La nouvelle stratégie de Centraide met en colère des organismes communautaires

Réjean Thomas
Photo: Réjean Thomas

Le repositionnement stratégique de Centraide du Grand Montréal autour des jeunes familles ne se fera pas sans dommages collatéraux pour les plus vulnérables, ont dénoncé hier des organismes œuvrant principalement auprès des cancéreux et des sidéens. Ce désengagement se traduira, au mieux, par des réductions de services, au pire par une fermeture pour au moins un des cinq organismes communautaires sur lesquels le couperet est tombé.

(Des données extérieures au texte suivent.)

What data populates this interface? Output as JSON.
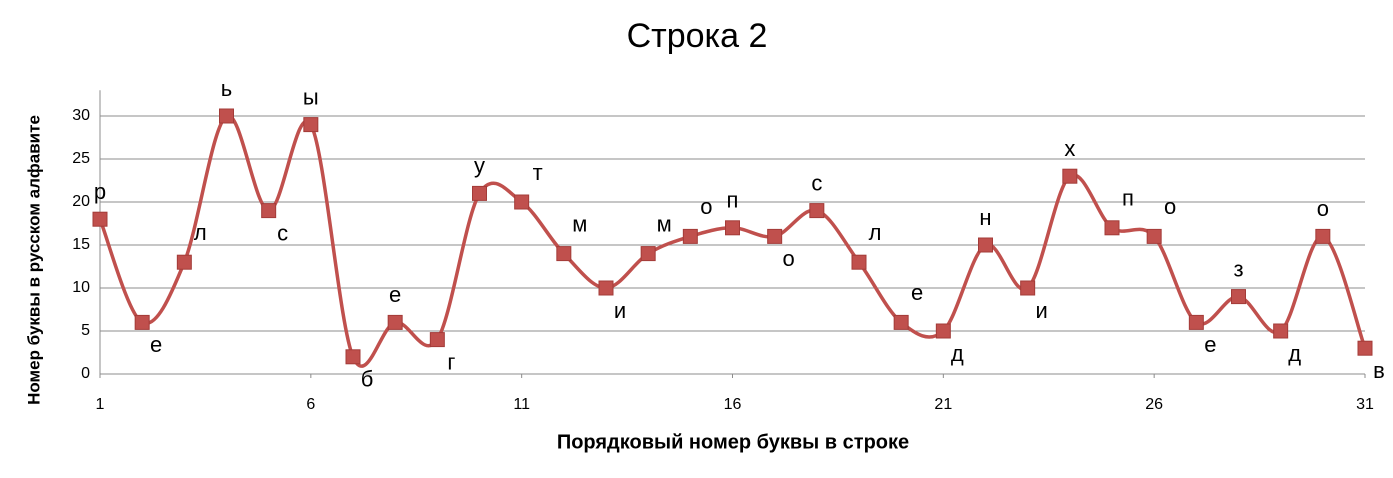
{
  "chart_data": {
    "type": "line",
    "title": "Строка 2",
    "x_label": "Порядковый номер буквы в строке",
    "y_label": "Номер буквы в русском алфавите",
    "x": [
      1,
      2,
      3,
      4,
      5,
      6,
      7,
      8,
      9,
      10,
      11,
      12,
      13,
      14,
      15,
      16,
      17,
      18,
      19,
      20,
      21,
      22,
      23,
      24,
      25,
      26,
      27,
      28,
      29,
      30,
      31
    ],
    "values": [
      18,
      6,
      13,
      30,
      19,
      29,
      2,
      6,
      4,
      21,
      20,
      14,
      10,
      14,
      16,
      17,
      16,
      19,
      13,
      6,
      5,
      15,
      10,
      23,
      17,
      16,
      6,
      9,
      5,
      16,
      3
    ],
    "point_labels": [
      "р",
      "е",
      "л",
      "ь",
      "с",
      "ы",
      "б",
      "е",
      "г",
      "у",
      "т",
      "м",
      "и",
      "м",
      "о",
      "п",
      "о",
      "с",
      "л",
      "е",
      "д",
      "н",
      "и",
      "х",
      "п",
      "о",
      "е",
      "з",
      "д",
      "о",
      "в"
    ],
    "color": "#c0504d",
    "xlim": [
      1,
      31
    ],
    "xticks": [
      1,
      6,
      11,
      16,
      21,
      26,
      31
    ],
    "ylim": [
      0,
      33
    ],
    "yticks": [
      0,
      5,
      10,
      15,
      20,
      25,
      30
    ],
    "grid": true,
    "smooth": true
  }
}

Trois d'entre eux sont montés aux barricades hier pour dénoncer ces choix qu'ils jugent déconnectés de la réalité. La lutte contre la pauvreté doit se faire sur plusieurs fronts, croit la directrice générale de La Corporation Félix-Hubert d'Hérelle, Michèle Blanchard, qui presse le géant de la philanthropie au Québec de revenir sur sa décision. «Je questionne le diagnostic. Je crois qu'il est faux!»

Le Dr Réjean Thomas en a rajouté en expliquant que la perte de cette ressource serait un «drame» pour les sidéens. «C'est bien connu, la pauvreté rend malade. Mais l'inverse est aussi vrai. La maladie rend pauvre», a dit le président fondateur de la Clinique médicale L'Actuel, qui voit dans cette nouvelle orientation de Centraide le symptôme d'un mal plus profond. «Il se passe quelque chose socialement qui me préoccupe.»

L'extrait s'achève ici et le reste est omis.